In western Kentucky, there is a small county with a rich history in sorghum. Hancock County, population 8,500, borders the Ohio River and touts a strong industrial and agricultural presence, but is also known for being the “Sorghum Capital of the World.”
Sorghum syrup is a natural sweetener similar to sugarcane molasses. The tall crop is a gluten-free cereal grain with deep roots in civilization’s past and in our own American history. As refined sugars became more readily available and less expensive after World War I, sorghum syrup production slowed in the South… except in Hancock County.
Like corn and other grains, there are different varieties of sorghum. Some types of sorghum are a popular feed for livestock, a hybrid form can produce bioenergy, and then there’s sweet stuff. Instead of being grown for the grain, sweet sorghum accumulates sugars in the stem. Those stalks are cut, collected, and crushed similar to sugarcane, and the juice must be cooked quickly to avoid fermentation. The result is an acquired taste of yesteryear – sorghum syrup.
The Independence Bank of Hancock County President Wade Gaynor wants to personally invite all of Kentucky and surrounding areas to the Sorghum Festival since the bank was instrumental in revitalizing the sweet tradition seven years ago.
“For us in Hancock County, sorghum is a large part of our heritage,” Gaynor said. “What better way to celebrate than a free festival showcasing our sorghum producers and local vendors.”
The Cox family owns and operates Kentucky Cane and provides the festival’s sorghum cooking demonstration, making and bottling a portion of their product to sell on site. Brody and Vanessa Cox’s son, Sy, is a six-year-old with an old soul. He already has big plans to be the family’s seventh consecutive generation sorghum producer. Sy doesn’t shy away from the Cox’s traditional approach to sorghum harvesting, which is cutting every stalk (acres and acres of sorghum!) by hand.
“That’s how we’ve always done it, and a lot of people tell me it (sorghum syrup) tastes like it used to,” Brody said. “For me, I know it’s nothing but sorghum going into the cane mill, a means of quality control.”
Josh Stephens of Hawesville is a sixth-generation sorghum producer.

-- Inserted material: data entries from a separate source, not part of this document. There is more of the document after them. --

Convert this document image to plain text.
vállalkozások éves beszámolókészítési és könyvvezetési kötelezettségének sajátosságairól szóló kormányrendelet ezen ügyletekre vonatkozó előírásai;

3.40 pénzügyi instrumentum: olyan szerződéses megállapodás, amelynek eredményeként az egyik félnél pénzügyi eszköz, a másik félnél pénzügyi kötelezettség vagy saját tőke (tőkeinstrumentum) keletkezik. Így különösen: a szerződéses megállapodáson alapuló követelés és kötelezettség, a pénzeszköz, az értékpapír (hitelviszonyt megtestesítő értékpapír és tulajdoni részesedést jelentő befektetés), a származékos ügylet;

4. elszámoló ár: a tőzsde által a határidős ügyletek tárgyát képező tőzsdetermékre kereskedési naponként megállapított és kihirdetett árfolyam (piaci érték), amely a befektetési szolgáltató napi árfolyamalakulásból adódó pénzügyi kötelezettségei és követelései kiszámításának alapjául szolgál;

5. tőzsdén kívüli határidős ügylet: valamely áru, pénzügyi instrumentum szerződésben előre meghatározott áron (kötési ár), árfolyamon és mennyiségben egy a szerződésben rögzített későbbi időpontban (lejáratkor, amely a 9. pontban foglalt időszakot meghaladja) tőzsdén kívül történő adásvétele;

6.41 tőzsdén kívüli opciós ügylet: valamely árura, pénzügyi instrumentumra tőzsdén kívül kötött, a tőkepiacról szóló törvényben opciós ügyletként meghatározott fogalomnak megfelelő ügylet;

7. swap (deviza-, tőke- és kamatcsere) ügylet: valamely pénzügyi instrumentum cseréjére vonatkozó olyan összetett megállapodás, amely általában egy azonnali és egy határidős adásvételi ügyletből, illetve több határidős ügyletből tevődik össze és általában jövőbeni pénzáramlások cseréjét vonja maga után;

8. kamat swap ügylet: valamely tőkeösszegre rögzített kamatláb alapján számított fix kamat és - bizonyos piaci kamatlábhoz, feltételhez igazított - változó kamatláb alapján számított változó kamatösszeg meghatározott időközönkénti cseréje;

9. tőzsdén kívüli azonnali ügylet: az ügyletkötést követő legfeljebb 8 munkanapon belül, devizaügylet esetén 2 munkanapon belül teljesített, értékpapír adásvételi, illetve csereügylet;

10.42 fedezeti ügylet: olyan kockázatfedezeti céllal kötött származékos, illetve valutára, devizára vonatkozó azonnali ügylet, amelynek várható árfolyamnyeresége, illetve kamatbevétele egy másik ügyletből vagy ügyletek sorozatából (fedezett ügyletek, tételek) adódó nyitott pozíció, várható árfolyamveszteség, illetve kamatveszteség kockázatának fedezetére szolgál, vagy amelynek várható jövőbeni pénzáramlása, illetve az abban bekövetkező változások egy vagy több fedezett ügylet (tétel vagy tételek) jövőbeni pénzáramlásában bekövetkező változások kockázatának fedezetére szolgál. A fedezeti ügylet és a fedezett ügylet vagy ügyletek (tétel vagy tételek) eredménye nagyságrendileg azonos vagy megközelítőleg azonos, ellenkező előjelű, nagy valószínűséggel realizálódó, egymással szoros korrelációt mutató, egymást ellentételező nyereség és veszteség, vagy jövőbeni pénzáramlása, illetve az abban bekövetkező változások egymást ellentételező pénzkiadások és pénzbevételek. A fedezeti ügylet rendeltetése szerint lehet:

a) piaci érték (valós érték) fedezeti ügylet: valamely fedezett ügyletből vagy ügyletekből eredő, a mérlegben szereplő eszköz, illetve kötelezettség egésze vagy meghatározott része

Stephens sells his Uncle Josh’s Sorghum at the festival and abroad via a large online platform.
But other than a biscuit topping, how else does a southerner…or anybody…actually eat sorghum?
“By puttin’ it on just about anything,” said little Sy Cox, who also declares sorghum’s (questionable) necessity on hotdogs.
Other Hancock County locals enjoy sorghum’s unique addition to salad dressings, barbeque, and even cookies. Craft distilleries throughout the South are looking to stock up on sorghum for use in spirits, and since sorghum may be substituted cup-for-cup in recipes calling for honey, maple syrup, or molasses, Sy Cox may be right, making the “Sorghum Capital of the World’s” heritage and annual celebration a syrupy-sweet one.
The Independence Bank Sorghum Festival will be held on October 26 at the Hancock County Fairgrounds. Along with free admission, visitors may shop local arts and food vendors, enjoy a quilt show, antique tractors, petting zoo, inflatables, live music, and best of all… unlimited biscuits drenched in local sorghum.
Old-Fashioned Sorghum Cookies
Dean Power’s recipe, Brody’s grandmother
1 ½ cups Crisco
2 cups white sugar
2 large eggs
½ cup sorghum
4 cups self-rising flour
2 teaspoons cinnamon
2 teaspoons ground ginger (or pumpkin pie spice)
Cream Crisco and sugar. Add eggs and sorghum. Add remaining ingredients. Work dough with hands. Roll into 1” ball, roll in a mixture of sugar and cinnamon. Flatten slightly onto greased cookie sheet. Bake at 350 degrees fahrenheit for 10 minutes.
Note: May add 1 teaspoon ground cloves, if desired.